Hillary called for a "
cease fire" within the party:
"Now, I know the DLC has taken some shots from some within our party and that it has returned fire too," she told a gathering of the group here. "Well, I think it's high time for a cease-fire, time for all Democrats to work together based on the fundamental values we all share."
The poor, poor DLC forced to "return fire"? Please. The DLC has always been at the forefront of intra-party mud-slinging. They're just finally being called on it, and suddenly it's time for peace? If she wanted to give a speech to a centrist organization truly interested in bringing the various factions of the party together, she could've worked with NDN.

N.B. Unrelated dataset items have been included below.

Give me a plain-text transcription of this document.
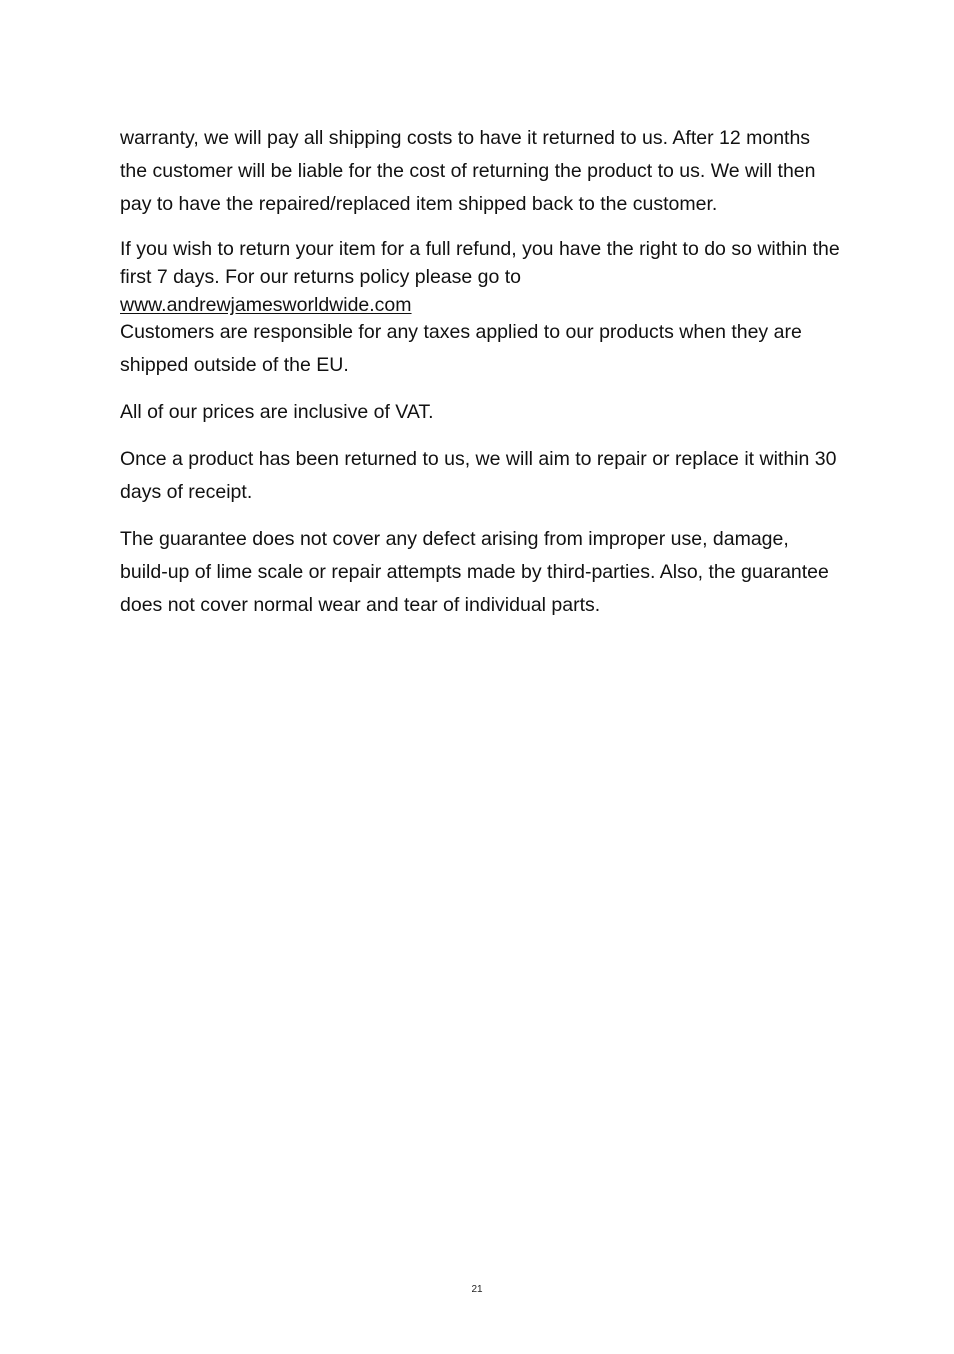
warranty, we will pay all shipping costs to have it returned to us. After 12 months the customer will be liable for the cost of returning the product to us. We will then pay to have the repaired/replaced item shipped back to the customer.

If you wish to return your item for a full refund, you have the right to do so within the first 7 days. For our returns policy please go to

www.andrewjamesworldwide.com

Customers are responsible for any taxes applied to our products when they are shipped outside of the EU.

All of our prices are inclusive of VAT.

Once a product has been returned to us, we will aim to repair or replace it within 30 days of receipt.

The guarantee does not cover any defect arising from improper use, damage, build-up of lime scale or repair attempts made by third-parties. Also, the guarantee does not cover normal wear and tear of individual parts.

21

Instead, she plans on working with the DLC to come up with some common party message yadda yadda yadda. Well, that effort is dead on arrival. The DLC is not a credible vehicle for such an effort. Period.
This is the organization that defines "cease fire" by going on the attack and smearing progressives in an entire American city of over 100,000 people:
While someone from the daily kosy (misspelling intended) confines of Beserkely might utter ominous McCarthyite warnings about the "enemy within", here in Columbus constructive committed crusaders for progressivism are discussing ways to win back the hearts of the heartland.
Marshall Whitman can slam me all he wants. I can take it. But notice how he slams everyone in Berkeley? No good vital-center-seeking Democrats there! They're all "berzerk", ha ha! I bet he called up his old friends at the Christian Coalition and his current friends at PNAC to share that gem.
Cease fire, DLC style! Pleas take note, Ed Kilgore.
Marshall also hilariously calls the 300 elected officials at their conference as "grassroots". Um, my dictionary defines "grassroots" as:
Ordinary people regarded as the main body of an organization's membership.
Elected officials are not "grassroots". The people licking envelopes and getting out the vote and manning phone banks and attending rallies and helping build the party from the ground up -- those are the grassroots. And they weren't at the DLC's little shingding. But it's cute that they're trying to claim the mantle. If they had real grassroots supporters they wouldn't have to try so hard. Democracy for Texas had over 1,000 people at their event down in Austin. But then again, the grassroots likes DFA.
But hey, that's all fun and games, despite Marshall's and Ed's weird obsession over the words written on this site. (The "enemies within" line obviously struck a nerve.)
But if you want a current taste of the DLC's "our PNAC way or the highway" demands on the Democratic rank and file, read this.
The left's unease with patriotism is rooted in a 1960s narrative of American arrogance and abuse of power. For many liberals who came of age during the protests against the Vietnam War, writes leftish commentator Todd Gitlin, "the most powerful public emotion of our lives was rejecting patriotism." As he and other honest liberals have acknowledged, the excesses of protest politics still haunt liberalism today and complicate Democratic efforts to develop a coherent stance toward American power and the use of force.
When Americans ponder such questions today, their frame of reference is not the Vietnam War, but Sept. 11, 2001. The terrorist attacks evoked the most powerful upsurge in patriotic feeling since Pearl Harbor, and thrust national security back into the center of American politics. Democrats have yet to come to grips with this new reality. More than anything else, they need to show the country a party unified behind a new patriotism -- a progressive patriotism determined to succeed in Iraq and win the war on terror, to close a yawning cultural gap between Democrats and the military, and to summon a new spirit of national service and shared sacrifice to counter the politics of polarization.
There's nothing patriotic about sending our soldiers to die in a war based on lies about Iraq's threat to us and our allies. And what's more, the American people have realized it. Despite Will Marshall's contentions to the contrary, we are no longer living on September 12, 2001. The public's opinions have shifted based on the situation in Iraq and the rest of the world, no matter how much Will and the rest of his cohorts at the DLC and PNAC may want to shut his eyes, cover his ears, and shout "la la la I can't hear you!"
I could go on, but whatever. It's truly disappointing that this is the crap Hillary has signed on to. More of the failed corporatist bullshit that has cost our party so dearly the last decade and a half.
Also responding are Digby, Gilliard, Atrios, and Sirota.
(And, not to let them off the hook -- Bayh, Vilsack, and Warner also spoke at the event.)